In June 2021, a severe heatwave hit western North America, setting a new all-time temperature record for Canada and causing California to declare a state of emergency.
The Pacific north-west heatwave was unprecedented for the region, with local temperature records broken by as much as 4.6C. The intense heat caused hundreds of deaths, damaged railways and roads, wilted crops, impaired businesses and led to a series of wildfires. It has been estimated that the heatwave caused around $9bn in damages in the US.
But how extreme was this heatwave compared with other historical ones around the world?
Record-shattering extremes are a threat to society because communities have often adapted to a known range of temperatures. The larger the temperature shock, the more it can stress the infrastructure of a community – sometimes to breaking point.
In our new study, published in Science Advances, we show that the Pacific north-west heatwave was one of the most extreme heatwaves ever observed anywhere on the planet. However, we also find a handful of other regions that have experienced even more severe heatwaves, measured relative to their local climate.
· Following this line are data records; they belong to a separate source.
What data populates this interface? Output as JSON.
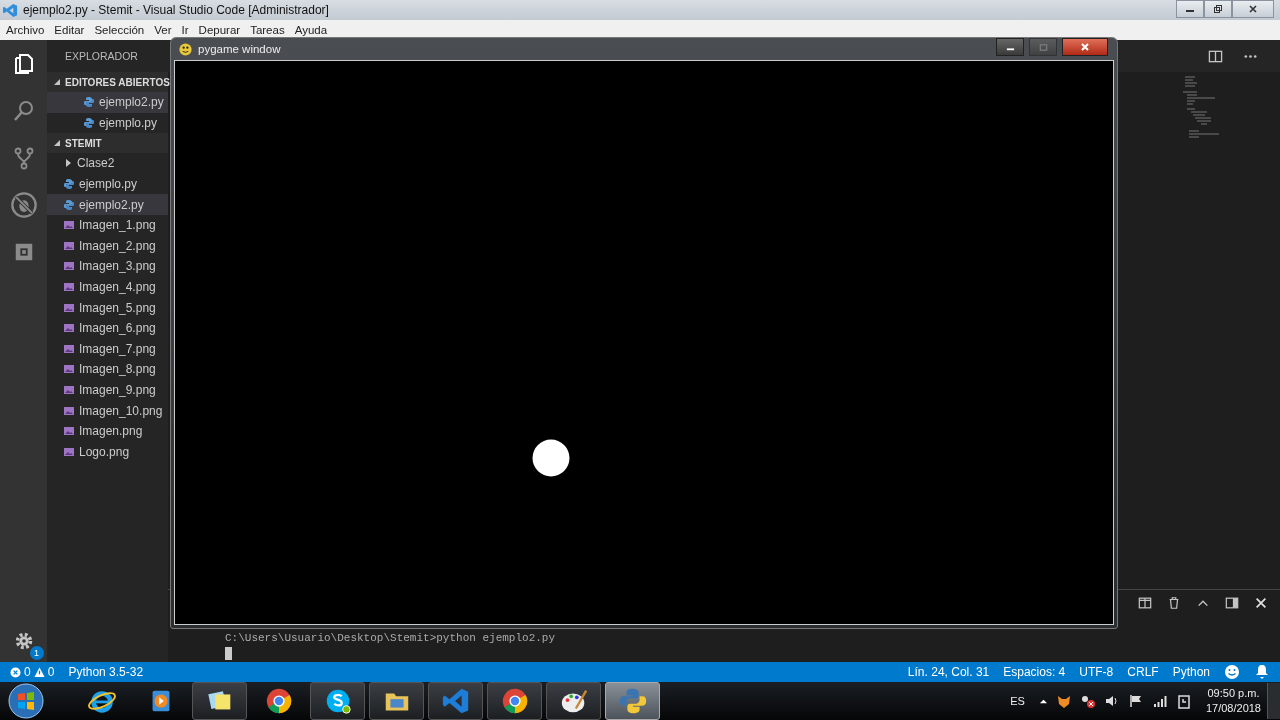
{
  "window": {
    "title": "ejemplo2.py - Stemit - Visual Studio Code [Administrador]"
  },
  "menu": [
    "Archivo",
    "Editar",
    "Selección",
    "Ver",
    "Ir",
    "Depurar",
    "Tareas",
    "Ayuda"
  ],
  "activity_bar": [
    {
      "kind": "files",
      "selected": true
    },
    {
      "kind": "search",
      "selected": false
    },
    {
      "kind": "git",
      "selected": false
    },
    {
      "kind": "debug",
      "selected": false
    },
    {
      "kind": "extensions",
      "selected": false
    }
  ],
  "settings_badge": "1",
  "sidebar": {
    "title": "EXPLORADOR",
    "sections": [
      {
        "title": "EDITORES ABIERTOS",
        "expanded": true,
        "items": [
          {
            "name": "ejemplo2.py",
            "kind": "python",
            "selected": true
          },
          {
            "name": "ejemplo.py",
            "kind": "python",
            "selected": false
          }
        ]
      },
      {
        "title": "STEMIT",
        "expanded": true,
        "items": [
          {
            "name": "Clase2",
            "kind": "folder",
            "expanded": false,
            "selected": false
          },
          {
            "name": "ejemplo.py",
            "kind": "python",
            "selected": false
          },
          {
            "name": "ejemplo2.py",
            "kind": "python",
            "selected": true
          },
          {
            "name": "Imagen_1.png",
            "kind": "image",
            "selected": false
          },
          {
            "name": "Imagen_2.png",
            "kind": "image",
            "selected": false
          },
          {
            "name": "Imagen_3.png",
            "kind": "image",
            "selected": false
          },
          {
            "name": "Imagen_4.png",
            "kind": "image",
            "selected": false
          },
          {
            "name": "Imagen_5.png",
            "kind": "image",
            "selected": false
          },
          {
            "name": "Imagen_6.png",
            "kind": "image",
            "selected": false
          },
          {
            "name": "Imagen_7.png",
            "kind": "image",
            "selected": false
          },
          {
            "name": "Imagen_8.png",
            "kind": "image",
            "selected": false
          },
          {
            "name": "Imagen_9.png",
            "kind": "image",
            "selected": false
          },
          {
            "name": "Imagen_10.png",
            "kind": "image",
            "selected": false
          },
          {
            "name": "Imagen.png",
            "kind": "image",
            "selected": false
          },
          {
            "name": "Logo.png",
            "kind": "image",
            "selected": false
          }
        ]
      }
    ]
  },
  "terminal": {
    "lines": [
      "C:\\Users\\Usuario\\Desktop\\Stemit>python ejemplo2.py"
    ]
  },
  "pygame_window": {
    "title": "pygame window"
  },
  "status_bar": {
    "errors": "0",
    "warnings": "0",
    "interpreter": "Python 3.5-32",
    "right": [
      "Lín. 24, Col. 31",
      "Espacios: 4",
      "UTF-8",
      "CRLF",
      "Python"
    ]
  },
  "taskbar": {
    "apps": [
      {
        "kind": "ie",
        "running": false,
        "selected": false
      },
      {
        "kind": "media",
        "running": false,
        "selected": false
      },
      {
        "kind": "notes",
        "running": true,
        "selected": false
      },
      {
        "kind": "chrome",
        "running": false,
        "selected": false
      },
      {
        "kind": "skype",
        "running": true,
        "selected": false
      },
      {
        "kind": "folder",
        "running": true,
        "selected": false
      },
      {
        "kind": "vscode",
        "running": true,
        "selected": false
      },
      {
        "kind": "chrome",
        "running": true,
        "selected": false
      },
      {
        "kind": "paint",
        "running": true,
        "selected": false
      },
      {
        "kind": "python",
        "running": true,
        "selected": true
      }
    ],
    "language": "ES",
    "time": "09:50 p.m.",
    "date": "17/08/2018"
  }
}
How do we define the extremeness of a heatwave?
We use daily maximum temperature to define heatwaves – the indicator used by meteorological organisations such as the UK Met Office. To compare heatwaves in different regions of the globe, absolute temperature is not ideal as a heatwave in the tropics will always be hotter than one in the Arctic, despite communities having very different adaptive capacities.
Looking at the magnitude of a heatwave compared to the local average is a step forward. However, in regions where the conditions fluctuate substantially from season to season and year to year – such as in the mid-latitudes – greater extremes are to be expected.
In a region with lower natural variability, such as the tropics, a heatwave of lesser absolute magnitude may have a bigger impact because the area may be less prepared for such unusual conditions. A region of higher variability is likely to experience more severe heatwaves, in terms of absolute magnitude, but might be able to adapt more easily due to past experiences.
For example, the European heatwave in the summer of 2003 caused at least 6,000 excess deaths in France. A heatwave of similar magnitude in 2006 caused 60% fewer excess deaths, suggesting the population became less vulnerable to heat, likely due to increased awareness of the risk and an improved warning system.